アーティストの2回目は、ロングリフター、7フィート6インチ、3、4番を紹介します。
ロングリフターシリーズは、現在のアーティストのラインナップの中で最も古くからあるモデルで、発売されたのが80年代の中頃でしたから、その歴史はかれこれ30年以上にもなります。長くフライフィッシングをされている方の中には、ロングリフターシリーズを所有されている方、以前所有されていた方も多いかと思います。
ロングリフターシリーズの中でも、この7フィート6インチの3、4番や8フィートの3番、4番は定番中の定番かと思います。
ロングリフターは、発売された当時はロングキャストが得意な竿との宣伝がされていましたが、当時の国産フライロッドのほとんどは、ベナベナなものか、ビンビンのもののどちらかしかなく、この竿は、現代の基準から見ると非常にしなやかで、正に日本の渓流でヤマメ(アマゴ)、イワナを釣るための竿です。
全体に非常に細身の竿で、比較的ローモデュラスのグラファイト素材を使ったブランクは、粘りがあります。ティップは極めて柔らかく、至近距離の正確なキャストを容易にしています。早過ぎず、遅すぎない適度なロッドスピードですので、至近距離から20ヤードくらいまで、少ない力で楽にキャストでき、ロッド全体がバランスよく仕事をしてくれるため、気持ちよくラインが伸び、キャスティングしていて心地の良い竿です。
私はウェイトフォワードの4番の方が好みですが、速いテンポのキャスティングを好まれる方には、ダブルテーパーの3番でも良いと思います。
外観は、先端巻き上げのシガータイプのグリップに、ブラックのラッピング、ホワイトのノンカラープリザーバースレッドのティッピングと、ロングリフターの定番の仕上げになっています。ブラックアルミのキャップ&リングのリールシート金具はトーマス&トーマスのものを見本に国内で作製されたものだそうです。

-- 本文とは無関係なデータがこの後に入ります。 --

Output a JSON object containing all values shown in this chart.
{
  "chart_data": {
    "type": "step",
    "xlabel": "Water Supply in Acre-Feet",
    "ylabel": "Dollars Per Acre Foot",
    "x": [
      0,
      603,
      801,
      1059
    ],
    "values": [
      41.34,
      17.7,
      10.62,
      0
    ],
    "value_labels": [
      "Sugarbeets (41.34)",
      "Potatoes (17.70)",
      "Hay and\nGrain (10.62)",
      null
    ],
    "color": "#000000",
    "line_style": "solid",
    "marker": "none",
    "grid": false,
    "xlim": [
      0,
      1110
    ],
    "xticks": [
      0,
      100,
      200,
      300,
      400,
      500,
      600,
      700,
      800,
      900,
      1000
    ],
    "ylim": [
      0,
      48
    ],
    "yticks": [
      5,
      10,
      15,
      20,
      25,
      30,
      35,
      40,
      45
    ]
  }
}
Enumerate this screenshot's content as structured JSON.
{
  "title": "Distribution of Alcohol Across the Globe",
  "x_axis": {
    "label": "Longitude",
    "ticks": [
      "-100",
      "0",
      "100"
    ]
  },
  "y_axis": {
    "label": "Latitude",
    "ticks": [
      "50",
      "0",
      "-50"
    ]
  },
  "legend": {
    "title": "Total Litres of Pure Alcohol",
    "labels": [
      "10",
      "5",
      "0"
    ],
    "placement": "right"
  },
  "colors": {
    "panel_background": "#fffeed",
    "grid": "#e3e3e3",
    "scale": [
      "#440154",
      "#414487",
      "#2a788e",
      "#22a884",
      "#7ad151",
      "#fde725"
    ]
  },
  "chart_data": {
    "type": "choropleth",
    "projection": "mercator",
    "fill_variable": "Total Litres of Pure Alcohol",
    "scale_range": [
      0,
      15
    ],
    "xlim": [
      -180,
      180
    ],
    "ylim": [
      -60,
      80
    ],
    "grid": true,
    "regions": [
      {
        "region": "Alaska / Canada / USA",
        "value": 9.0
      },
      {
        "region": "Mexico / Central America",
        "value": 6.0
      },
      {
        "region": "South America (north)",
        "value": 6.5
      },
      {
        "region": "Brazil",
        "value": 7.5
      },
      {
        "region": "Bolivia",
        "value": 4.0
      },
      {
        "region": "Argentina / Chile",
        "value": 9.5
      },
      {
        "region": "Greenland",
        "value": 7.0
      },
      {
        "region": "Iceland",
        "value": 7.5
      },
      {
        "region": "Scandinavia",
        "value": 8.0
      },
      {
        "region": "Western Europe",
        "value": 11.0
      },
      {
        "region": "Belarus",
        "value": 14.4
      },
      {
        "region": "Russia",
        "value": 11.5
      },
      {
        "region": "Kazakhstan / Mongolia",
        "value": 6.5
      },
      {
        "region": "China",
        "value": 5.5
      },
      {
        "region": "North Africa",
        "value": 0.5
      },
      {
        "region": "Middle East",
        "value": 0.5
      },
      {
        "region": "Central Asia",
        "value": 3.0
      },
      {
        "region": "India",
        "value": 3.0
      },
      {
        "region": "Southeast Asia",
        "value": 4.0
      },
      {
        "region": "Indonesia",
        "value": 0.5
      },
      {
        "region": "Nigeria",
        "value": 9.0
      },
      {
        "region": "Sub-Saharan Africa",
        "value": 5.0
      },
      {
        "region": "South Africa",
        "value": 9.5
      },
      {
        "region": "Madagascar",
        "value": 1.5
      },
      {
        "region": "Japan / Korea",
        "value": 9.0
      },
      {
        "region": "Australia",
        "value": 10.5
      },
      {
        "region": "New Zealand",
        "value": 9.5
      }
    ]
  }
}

この竿は中古で入手したものですが、90年代に作製されたものと思われ、この頃の宮坂さんの竿は、ラッピングコートが非常に薄く均一に塗られており、隙間なく均一に巻かれたガイドラッピングと併せて、極めて美しく素晴らしい仕上がりです。
私は自分でロッドビルディングを行う際は、この竿の仕上げを目標にしています。
この竿をかつて使用されていた方の中には、今更ロングリフターと思われる方も多いと思いますが、もし今でも所有されていれば、久しぶりに釣り場に持ち出して使ってみることをお勧めします。
この竿は、適度なしなやかさを持った、極めて癖のないバランスの良い竿なので、日本の渓流用のスタンダードロッドといっても過言ではないと思います。これからフライフィッシングを始めてみたいと思われる方や、日本の渓流用にグラファイトで適度な価格の良い竿はないかと探しておられる方に、自信をもってお勧めできる竿です。もう少し短い竿が欲しいという方には、7フィートの3、4番、もう少し長い竿が欲しいという方には8フィートの3、4番があります。